Eric’s research examines how racial and ethnic minorities turn their preferences into policy in the face of institutional constraints, entrenched majority interests and policy incrementalism. He looks at these issues from a variety of perspectives, including minority representation in state and local legislatures, Latino and Black bureaucratic representation in public education in the United States, minority political participation and its influence on policy change, inter-institutional interactions over time, and the effects of electoral rules in promoting minority candidates.
What drew you to your field of expertise, and keeps you passionate about your work?
As an undergraduate I had interests in history, philosophy and math (in fact, I majored in all three at different times). I eventually found a home in political science, which is a discipline that puts all three of these interests to good use. It took me a little while to realize that political science strives to be a “science” in the ways that chemistry, biology and physics are sciences. We have not quite caught up with these hard sciences (and we may never do so), but the challenges of studying human behavior keep me passionate about my work. Strategic human behavior is the most interesting thing in the world to me, and the competition inherent to democratic politics creates counter-intuitive, innovative and unbelievable relationships that we don’t see in the other social sciences. My favorite thing is explaining to students why some of the most cherished conventional wisdom in politics is often wrong. Giving students new insight into unexpected relationships (information they can use to impress their friends and family) is the most exciting part of my job.
Teaching political science and solving political puzzles are the most enjoyable parts of my profession. I love learning from my colleagues in the department and in the profession. To be an academic is to be a perpetual student. As an undergraduate this would have been my worst nightmare, but this is the part of my life I have embraced the most over the last five years. Strangely enough, this is also the most challenging part of the profession. Trying to stay current with theory and methods (learning!) is tough when you have so many other jobs to do and it is very difficult to separate professional fads from true innovation.

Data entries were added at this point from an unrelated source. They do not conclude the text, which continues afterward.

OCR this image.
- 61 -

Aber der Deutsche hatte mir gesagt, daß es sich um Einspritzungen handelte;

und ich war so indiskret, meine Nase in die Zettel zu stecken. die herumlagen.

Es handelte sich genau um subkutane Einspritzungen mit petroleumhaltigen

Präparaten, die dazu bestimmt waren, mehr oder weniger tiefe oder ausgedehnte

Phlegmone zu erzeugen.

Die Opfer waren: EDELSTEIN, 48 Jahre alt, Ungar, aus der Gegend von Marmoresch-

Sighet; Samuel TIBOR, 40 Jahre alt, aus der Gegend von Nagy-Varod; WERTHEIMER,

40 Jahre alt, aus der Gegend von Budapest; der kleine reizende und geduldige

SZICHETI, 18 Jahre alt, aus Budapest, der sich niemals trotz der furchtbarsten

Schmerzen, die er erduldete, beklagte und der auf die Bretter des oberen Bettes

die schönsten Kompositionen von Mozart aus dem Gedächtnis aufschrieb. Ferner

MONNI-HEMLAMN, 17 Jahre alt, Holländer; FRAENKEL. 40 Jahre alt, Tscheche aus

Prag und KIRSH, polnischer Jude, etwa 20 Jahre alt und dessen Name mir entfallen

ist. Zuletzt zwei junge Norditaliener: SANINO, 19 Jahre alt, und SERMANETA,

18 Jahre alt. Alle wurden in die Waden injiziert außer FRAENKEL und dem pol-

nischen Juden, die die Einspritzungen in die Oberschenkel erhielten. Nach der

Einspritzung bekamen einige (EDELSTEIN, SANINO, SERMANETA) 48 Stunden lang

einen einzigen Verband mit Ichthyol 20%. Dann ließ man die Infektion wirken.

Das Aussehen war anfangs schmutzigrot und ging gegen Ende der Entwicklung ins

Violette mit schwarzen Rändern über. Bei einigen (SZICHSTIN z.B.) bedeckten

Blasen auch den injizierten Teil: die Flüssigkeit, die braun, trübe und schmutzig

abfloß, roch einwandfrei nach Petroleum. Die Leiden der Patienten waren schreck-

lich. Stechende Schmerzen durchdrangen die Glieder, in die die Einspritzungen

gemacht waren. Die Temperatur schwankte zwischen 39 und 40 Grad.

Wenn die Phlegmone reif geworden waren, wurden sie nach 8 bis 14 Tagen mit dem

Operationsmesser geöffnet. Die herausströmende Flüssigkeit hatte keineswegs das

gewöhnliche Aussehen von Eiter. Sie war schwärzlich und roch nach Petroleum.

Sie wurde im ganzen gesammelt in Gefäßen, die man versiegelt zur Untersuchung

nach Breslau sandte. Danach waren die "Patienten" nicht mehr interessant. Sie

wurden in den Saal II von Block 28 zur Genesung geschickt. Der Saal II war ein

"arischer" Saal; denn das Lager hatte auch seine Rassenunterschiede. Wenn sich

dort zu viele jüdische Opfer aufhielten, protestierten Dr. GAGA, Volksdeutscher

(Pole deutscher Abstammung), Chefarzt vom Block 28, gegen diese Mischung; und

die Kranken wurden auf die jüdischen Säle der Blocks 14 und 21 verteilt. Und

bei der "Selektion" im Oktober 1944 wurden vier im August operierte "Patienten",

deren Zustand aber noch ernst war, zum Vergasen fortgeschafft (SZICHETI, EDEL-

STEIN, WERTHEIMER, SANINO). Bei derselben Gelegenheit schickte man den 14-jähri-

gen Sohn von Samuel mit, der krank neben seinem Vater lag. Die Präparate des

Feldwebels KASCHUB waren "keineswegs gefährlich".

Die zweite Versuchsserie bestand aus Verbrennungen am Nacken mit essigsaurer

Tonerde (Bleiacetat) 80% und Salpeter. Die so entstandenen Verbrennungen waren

What are your favorite interests and activities apart from your work?
I don’t think I like to hike. My wife and I have discovered that I like the idea of hiking and being outdoors more than actually doing these things. I enjoy reading American history and historical fiction, and reading economic and political blogs. I am also engaged in a project to educate my Canadian wife about the wonders and genius of American pop culture. This is tough work, but we train with a few hours of The Simpsons and a few rented movies each week.